O advogado Paulo Iotti avalia que os projetos de Pavanato promovem a discriminação arbitrária, a violação da dignidade humana e das liberdades fundamentais das pessoas trans. "Tratamentos e bloqueios hormonais da puberdade não têm efeitos colaterais e são absolutamente reversíveis. Estudos sérios já provaram isso. O projeto deturpa a realidade ao defender o contrário", diz o advogado, um dos autores da ação que reconheceu a homofobia e a transfobia como crime de racismo no Brasil.

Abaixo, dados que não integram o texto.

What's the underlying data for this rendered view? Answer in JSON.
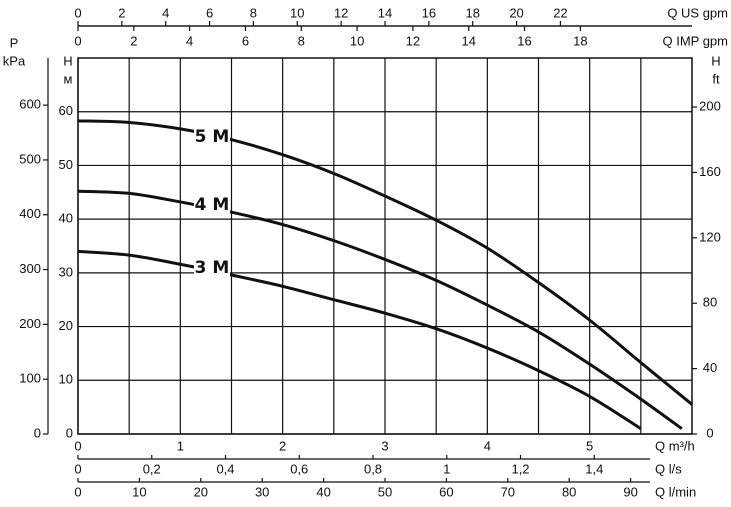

A vereadora Amanda Paschoal (PSOL), única travesti eleita para a Câmara Municipal de São Paulo em 2024, diz que Pavanato desqualifica os debates dentro da casa, além de desperdiçar o dinheiro público. "Não acredito que isso vá passar, nem mesmo por parte da direita que compõe a base do prefeito. Conto com a razoabilidade dos meus colegas na Casa para que isso não avance. Vai ser uma perda de tempo, um debate sobre um tema que não faz o menor sentido", disse ao UOL.
O que diz o vereador
Procurado pelo UOL, Lucas Pavanato afirmou que existe respaldo jurídico para seguir com os projetos. Ele argumentou que seu objetivo é "proteger as mulheres e crianças". Também afirmou que "a biologia divide as pessoas entre o sexo feminino e masculino".
O vereador citou sua popularidade eleitoral. "A minha votação aqui na cidade de São Paulo aconteceu exatamente por causa dessas pautas que eu defendo. Existe uma tendência do eleitor paulistano em ser contra esses absurdos que vem da agenda woke", ressaltou. O termo é utilizado pela direita para classificar pautas raciais, LGBTQIA+, feministas e de justiça social, normalmente defendidas pela esquerda.

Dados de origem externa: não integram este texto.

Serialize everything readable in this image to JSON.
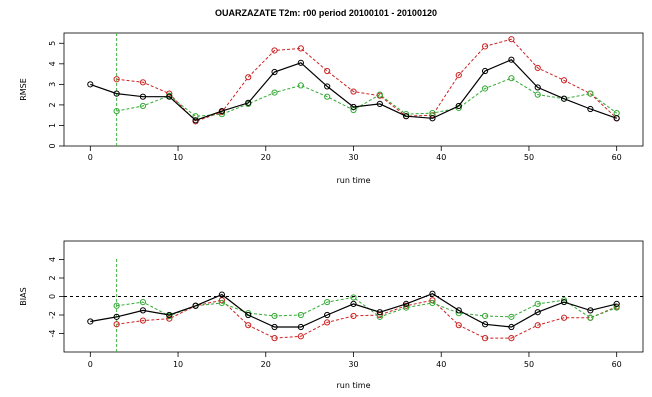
{
  "title": "OUARZAZATE T2m: r00 period 20100101 - 20100120",
  "chart_data": [
    {
      "type": "line",
      "xlabel": "run time",
      "ylabel": "RMSE",
      "xlim": [
        -3,
        63
      ],
      "ylim": [
        0,
        5.5
      ],
      "x_ticks": [
        0,
        10,
        20,
        30,
        40,
        50,
        60
      ],
      "y_ticks": [
        0,
        1,
        2,
        3,
        4,
        5
      ],
      "series": [
        {
          "color": "#000000",
          "style": "solid",
          "x": [
            0,
            3,
            6,
            9,
            12,
            15,
            18,
            21,
            24,
            27,
            30,
            33,
            36,
            39,
            42,
            45,
            48,
            51,
            54,
            57,
            60
          ],
          "y": [
            3.0,
            2.55,
            2.4,
            2.4,
            1.25,
            1.7,
            2.1,
            3.6,
            4.05,
            2.9,
            1.9,
            2.05,
            1.45,
            1.35,
            1.95,
            3.65,
            4.2,
            2.85,
            2.3,
            1.8,
            1.35
          ]
        },
        {
          "color": "#cc2222",
          "style": "dashed",
          "x": [
            3,
            6,
            9,
            12,
            15,
            18,
            21,
            24,
            27,
            30,
            33,
            36,
            39,
            42,
            45,
            48,
            51,
            54,
            57,
            60
          ],
          "y": [
            3.25,
            3.1,
            2.55,
            1.2,
            1.65,
            3.35,
            4.65,
            4.75,
            3.65,
            2.65,
            2.45,
            1.45,
            1.5,
            3.45,
            4.85,
            5.2,
            3.8,
            3.2,
            2.55,
            1.35
          ]
        },
        {
          "color": "#33aa33",
          "style": "dashed",
          "x": [
            3,
            6,
            9,
            12,
            15,
            18,
            21,
            24,
            27,
            30,
            33,
            36,
            39,
            42,
            45,
            48,
            51,
            54,
            57,
            60
          ],
          "y": [
            1.7,
            1.95,
            2.45,
            1.45,
            1.55,
            2.05,
            2.6,
            2.95,
            2.4,
            1.75,
            2.5,
            1.55,
            1.6,
            1.85,
            2.8,
            3.3,
            2.5,
            2.3,
            2.55,
            1.6
          ]
        }
      ]
    },
    {
      "type": "line",
      "xlabel": "run time",
      "ylabel": "BIAS",
      "xlim": [
        -3,
        63
      ],
      "ylim": [
        -6,
        6
      ],
      "x_ticks": [
        0,
        10,
        20,
        30,
        40,
        50,
        60
      ],
      "y_ticks": [
        -4,
        -2,
        0,
        2,
        4
      ],
      "zero_line": true,
      "series": [
        {
          "color": "#000000",
          "style": "solid",
          "x": [
            0,
            3,
            6,
            9,
            12,
            15,
            18,
            21,
            24,
            27,
            30,
            33,
            36,
            39,
            42,
            45,
            48,
            51,
            54,
            57,
            60
          ],
          "y": [
            -2.7,
            -2.2,
            -1.5,
            -2.0,
            -1.0,
            0.2,
            -2.0,
            -3.3,
            -3.3,
            -2.0,
            -0.8,
            -1.7,
            -0.8,
            0.3,
            -1.5,
            -3.0,
            -3.3,
            -1.7,
            -0.6,
            -1.5,
            -0.8
          ]
        },
        {
          "color": "#cc2222",
          "style": "dashed",
          "x": [
            3,
            6,
            9,
            12,
            15,
            18,
            21,
            24,
            27,
            30,
            33,
            36,
            39,
            42,
            45,
            48,
            51,
            54,
            57,
            60
          ],
          "y": [
            -3.0,
            -2.6,
            -2.4,
            -1.0,
            -0.4,
            -3.1,
            -4.5,
            -4.3,
            -2.8,
            -2.1,
            -2.0,
            -1.0,
            -0.4,
            -3.1,
            -4.5,
            -4.5,
            -3.1,
            -2.3,
            -2.3,
            -1.1
          ]
        },
        {
          "color": "#33aa33",
          "style": "dashed",
          "x": [
            3,
            6,
            9,
            12,
            15,
            18,
            21,
            24,
            27,
            30,
            33,
            36,
            39,
            42,
            45,
            48,
            51,
            54,
            57,
            60
          ],
          "y": [
            -1.0,
            -0.6,
            -2.1,
            -1.0,
            -0.7,
            -1.8,
            -2.1,
            -2.0,
            -0.6,
            -0.1,
            -2.2,
            -1.2,
            -0.7,
            -1.8,
            -2.1,
            -2.2,
            -0.8,
            -0.4,
            -2.3,
            -1.2
          ]
        }
      ]
    }
  ]
}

As iniciativas dão o tom de como será a postura de Pavanato na Câmara Municipal. Seu partido, o PL, tem a segunda maior bancada da Câmara Municipal, com sete vereadores, atrás apenas do PT, que tem oito. No União Brasil e no PP também há vereadores com o perfil mais radical.
Desde que tomou posse, o vereador apresentou outros projetos. Ele sugere a instituição de aulas extracurriculares de educação financeira nas escolas, a criação de critérios para a emissão de ruídos por veículos automotores e a regulamentação do serviço de mototáxi por aplicativo.